One or more technical solutions in the embodiments of the present invention at least have the following technical effects or advantages:

(1) the embodiment of the invention provides non-blast furnace ironmaking equipment, which can realize the high-efficiency utilization of metallurgical dust and simultaneously avoid the problems of quality and yield of sinter caused by the fluctuation of iron and carbon components in the metallurgical dust, and has the following principle: the non-blast furnace ironmaking process is adopted, the metallurgical dust is directly returned to the production flow, the Fe and C in the metallurgical dust are recovered, and the traditional blast furnace ironmaking route is not adopted, so that the problems that the fluctuation of iron and carbon components in the metallurgical dust is large, the quality of sintering ores is not stable, and the yield of a sintering process is influenced are solved, and the defects that the yield and pellet quality of the sintering process are influenced and the smooth operation of a blast furnace is even influenced due to the circulating accumulation of elements such as Zn, Pb, K, Na and the like in the metallurgical dust in the flow are overcome.
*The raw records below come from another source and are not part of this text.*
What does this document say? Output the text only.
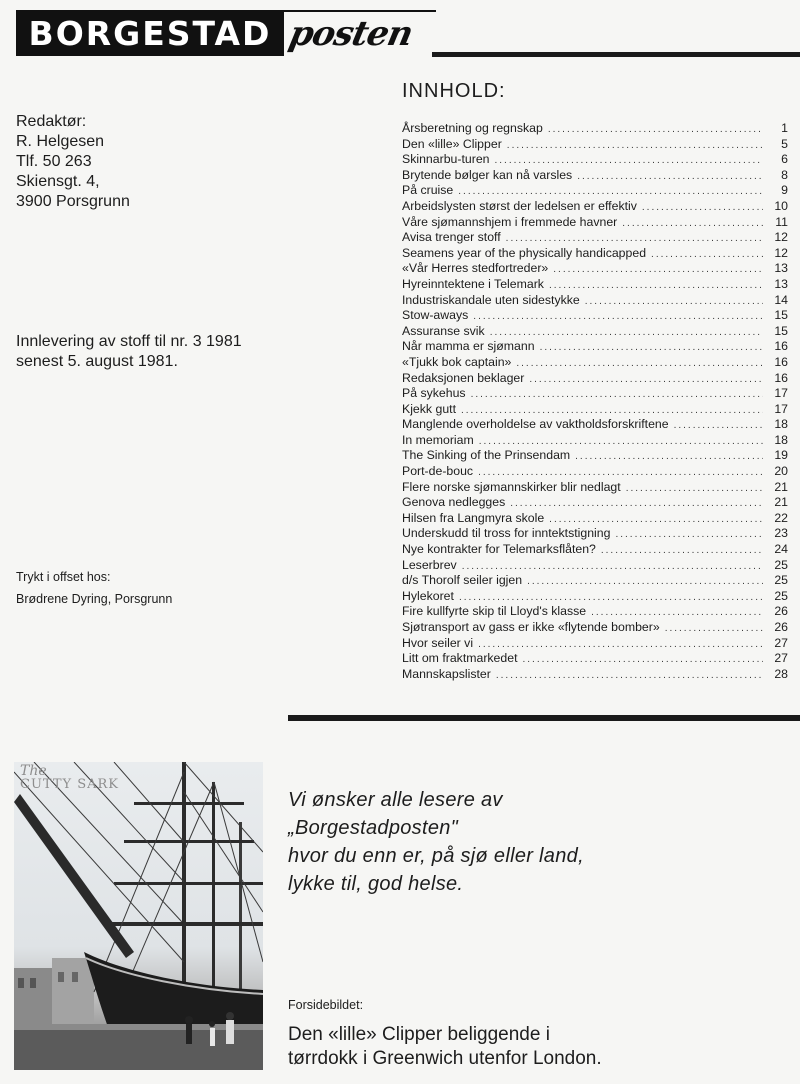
BORGESTAD posten
Redaktør:
R. Helgesen
Tlf. 50 263
Skiensgt. 4,
3900 Porsgrunn
Innlevering av stoff til nr. 3 1981
senest 5. august 1981.
Trykt i offset hos:
Brødrene Dyring, Porsgrunn
INNHOLD:
Årsberetning og regnskap .....	1
Den «lille» Clipper .....	5
Skinnarbu-turen .....	6
Brytende bølger kan nå varsles .....	8
På cruise .....	9
Arbeidslysten størst der ledelsen er effektiv .....	10
Våre sjømannshjem i fremmede havner .....	11
Avisa trenger stoff .....	12
Seamens year of the physically handicapped .....	12
«Vår Herres stedfortreder» .....	13
Hyreinntektene i Telemark .....	13
Industriskandale uten sidestykke .....	14
Stow-aways .....	15
Assuranse svik .....	15
Når mamma er sjømann .....	16
«Tjukk bok captain» .....	16
Redaksjonen beklager .....	16
På sykehus .....	17
Kjekk gutt .....	17
Manglende overholdelse av vaktholdsforskriftene .....	18
In memoriam .....	18
The Sinking of the Prinsendam .....	19
Port-de-bouc .....	20
Flere norske sjømannskirker blir nedlagt .....	21
Genova nedlegges .....	21
Hilsen fra Langmyra skole .....	22
Underskudd til tross for inntektstigning .....	23
Nye kontrakter for Telemarksflåten? .....	24
Leserbrev .....	25
d/s Thorolf seiler igjen .....	25
Hylekoret .....	25
Fire kullfyrte skip til Lloyd's klasse .....	26
Sjøtransport av gass er ikke «flytende bomber» .....	26
Hvor seiler vi .....	27
Litt om fraktmarkedet .....	27
Mannskapslister .....	28
The
CUTTY SARK
Vi ønsker alle lesere av
„Borgestadposten"
hvor du enn er, på sjø eller land,
lykke til, god helse.
Forsidebildet:
Den «lille» Clipper beliggende i
tørrdokk i Greenwich utenfor London.
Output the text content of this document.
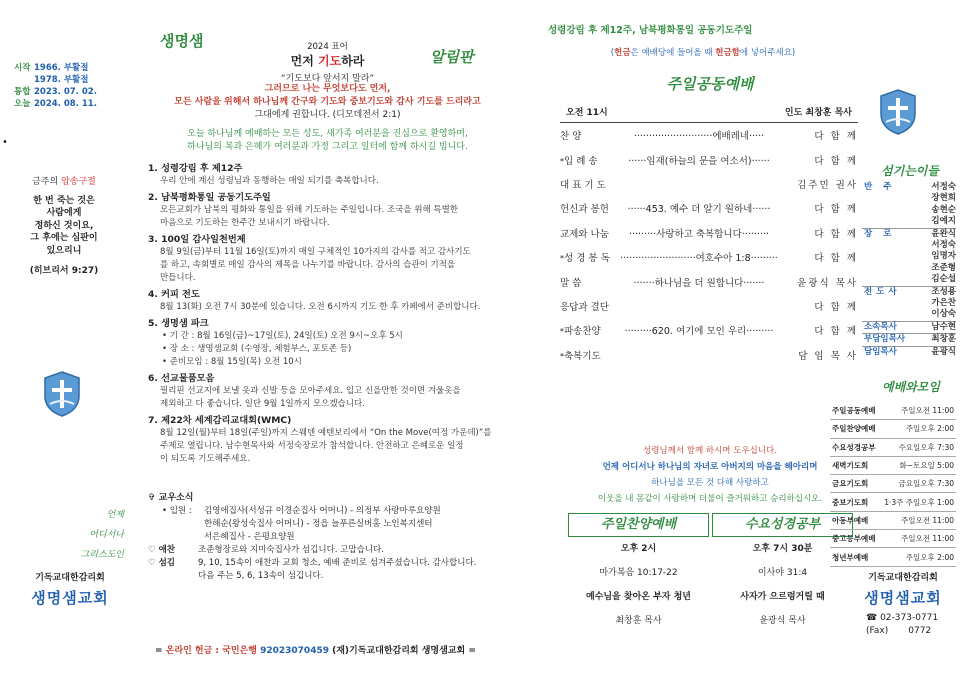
•
시작 1966. 부활절
1978. 부활절
통합 2023. 07. 02.
오늘 2024. 08. 11.
금주의 암송구절
한 번 죽는 것은
사람에게
정하신 것이요,
그 후에는 심판이
있으리니
(히브리서 9:27)
언제
어디서나
그리스도인
기독교대한감리회
생명샘교회
생명샘
알림판
2024 표어
먼저 기도하라
“기도보다 앞서지 말라”
그러므로 나는 무엇보다도 먼저,
모든 사람을 위해서 하나님께 간구와 기도와 중보기도와 감사 기도를 드리라고
그대에게 권합니다. (디모데전서 2:1)
오늘 하나님께 예배하는 모든 성도, 새가족 여러분을 진심으로 환영하며,
하나님의 복과 은혜가 여러분과 가정 그리고 일터에 함께 하시길 빕니다.
1. 성령강림 후 제12주
우리 안에 계신 성령님과 동행하는 매일 되기를 축복합니다.
2. 남북평화통일 공동기도주일
모든교회가 남북의 평화와 통일을 위해 기도하는 주일입니다. 조국을 위해 특별한
마음으로 기도하는 한주간 보내시기 바랍니다.
3. 100일 감사일천번제
8월 9일(금)부터 11월 16일(토)까지 매일 구체적인 10가지의 감사를 적고 감사기도
를 하고, 속회별로 매일 감사의 제목을 나누기를 바랍니다. 감사의 습관이 기적을
만듭니다.
4. 커피 전도
8월 13(화) 오전 7시 30분에 있습니다. 오전 6시까지 기도 한 후 카페에서 준비합니다.
5. 생명샘 파크
• 기 간 : 8월 16일(금)~17일(토), 24일(토) 오전 9시~오후 5시
• 장 소 : 생명샘교회 (수영장, 체험부스, 포토존 등)
• 준비모임 : 8월 15일(목) 오전 10시
6. 선교물품모음
필리핀 선교지에 보낼 옷과 신발 등을 모아주세요. 입고 신을만한 것이면 겨울옷을
제외하고 다 좋습니다. 일단 9월 1일까지 모으겠습니다.
7. 제22차 세계감리교대회(WMC)
8월 12일(월)부터 18일(주일)까지 스웨덴 예텐보리에서 “On the Move(여정 가운데)”를
주제로 열립니다. 남수현목사와 서정숙장로가 참석합니다. 안전하고 은혜로운 일정
이 되도록 기도해주세요.
✞ 교우소식
• 입원 :	김영애집사(서성규 이경순집사 어머니) - 의정부 사랑마루요양원
한해순(왕성숙집사 어머니) - 정읍 늘푸른실버홈 노인복지센터
서은혜집사 - 은평요양원
♡ 애찬	조준형장로와 지미숙집사가 섬깁니다. 고맙습니다.
♡ 섬김	9, 10, 15속이 애찬과 교회 청소, 예배 준비로 섬겨주셨습니다. 감사합니다.
다음 주는 5, 6, 13속이 섬깁니다.
= 온라인 헌금 : 국민은행 92023070459 (재)기독교대한감리회 생명샘교회 =
성령강림 후 제12주, 남북평화통일 공동기도주일
(헌금은 예배당에 들어올 때 헌금함에 넣어주세요)
주일공동예배
오전 11시	인도 최창훈 목사
찬 양	··························에배레네·····	다 함 께
*입 례 송	······임재(하늘의 문을 여소서)······	다 함 께
대 표 기 도	김주민 권사
헌신과 봉헌	······453. 예수 더 알기 원하네······	다 함 께
교제와 나눔	·········사랑하고 축복합니다·········	다 함 께
*성 경 봉 독	·························여호수아 1:8·········	다 함 께
말 씀	·······하나님을 더 원합니다·······	윤광식 목사
응답과 결단	다 함 께
*파송찬양	·········620. 여기에 모인 우리·········	다 함 께
*축복기도	담 임 목 사
성령님께서 함께 하시며 도우십니다.
언제 어디서나 하나님의 자녀로 아버지의 마음을 헤아리며
하나님을 모든 것 다해 사랑하고
이웃을 내 몸같이 사랑하며 더불어 즐거워하고 승리하십시오.
주일찬양예배
오후 2시
마가복음 10:17-22
예수님을 찾아온 부자 청년
최창훈 목사
수요성경공부
오후 7시 30분
이사야 31:4
사자가 으르렁거릴 때
윤광식 목사
섬기는이들
반 주	서정숙
장현희
송현순
김예지
장 로	윤완식
서정숙
임명자
조준형
김순섭
전도사	조성용
가은찬
이상숙
소속목사	남수현
부담임목사	최창훈
담임목사	윤광식
예배와모임
주일공동예배	주일오전 11:00
주일찬양예배	주일오후 2:00
수요성경공부	수요일오후 7:30
새벽기도회	화~토요일 5:00
금요기도회	금요일오후 7:30
중보기도회 1·3주 주일오후 1:00
아동부예배	주일오전 11:00
중고등부예배	주일오전 11:00
청년부예배	주일오후 2:00
기독교대한감리회
생명샘교회
☎ 02-373-0771
(Fax)       0772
(2) The embodiment of the invention provides a comprehensive utilization method of metallurgical dust, which takes iron-containing ash and carbon-containing ash in the metallurgical dust as non-blast furnace ironmaking raw materials, the iron-containing ash replaces iron powder, and the carbon-containing ash replaces part of fuel, so that non-blast furnace smelting of the metallurgical dust can be realized, the consumption of the non-blast furnace ironmaking process on the iron powder and the fuel is saved while the high-value utilization of the metallurgical dust is realized, and the treatment cost and the ironmaking cost of the metallurgical dust are reduced.

Finally, it should also be noted that the terms "comprises," "comprising," or any other variation thereof, are intended to cover a non-exclusive inclusion, such that a process, method, article, or apparatus that comprises a list of elements does not include only those elements but may include other elements not expressly listed or inherent to such process, method, article, or apparatus.

While preferred embodiments of the present invention have been described, additional variations and modifications in those embodiments may occur to those skilled in the art once they learn of the basic inventive concepts. Therefore, it is intended that the appended claims be interpreted as including preferred embodiments and all such alterations and modifications as fall within the scope of the invention.

It will be apparent to those skilled in the art that various changes and modifications may be made in the present invention without departing from the spirit and scope of the invention. Thus, if such modifications and variations of the present invention fall within the scope of the claims of the present invention and their equivalents, the present invention is also intended to include such modifications and variations.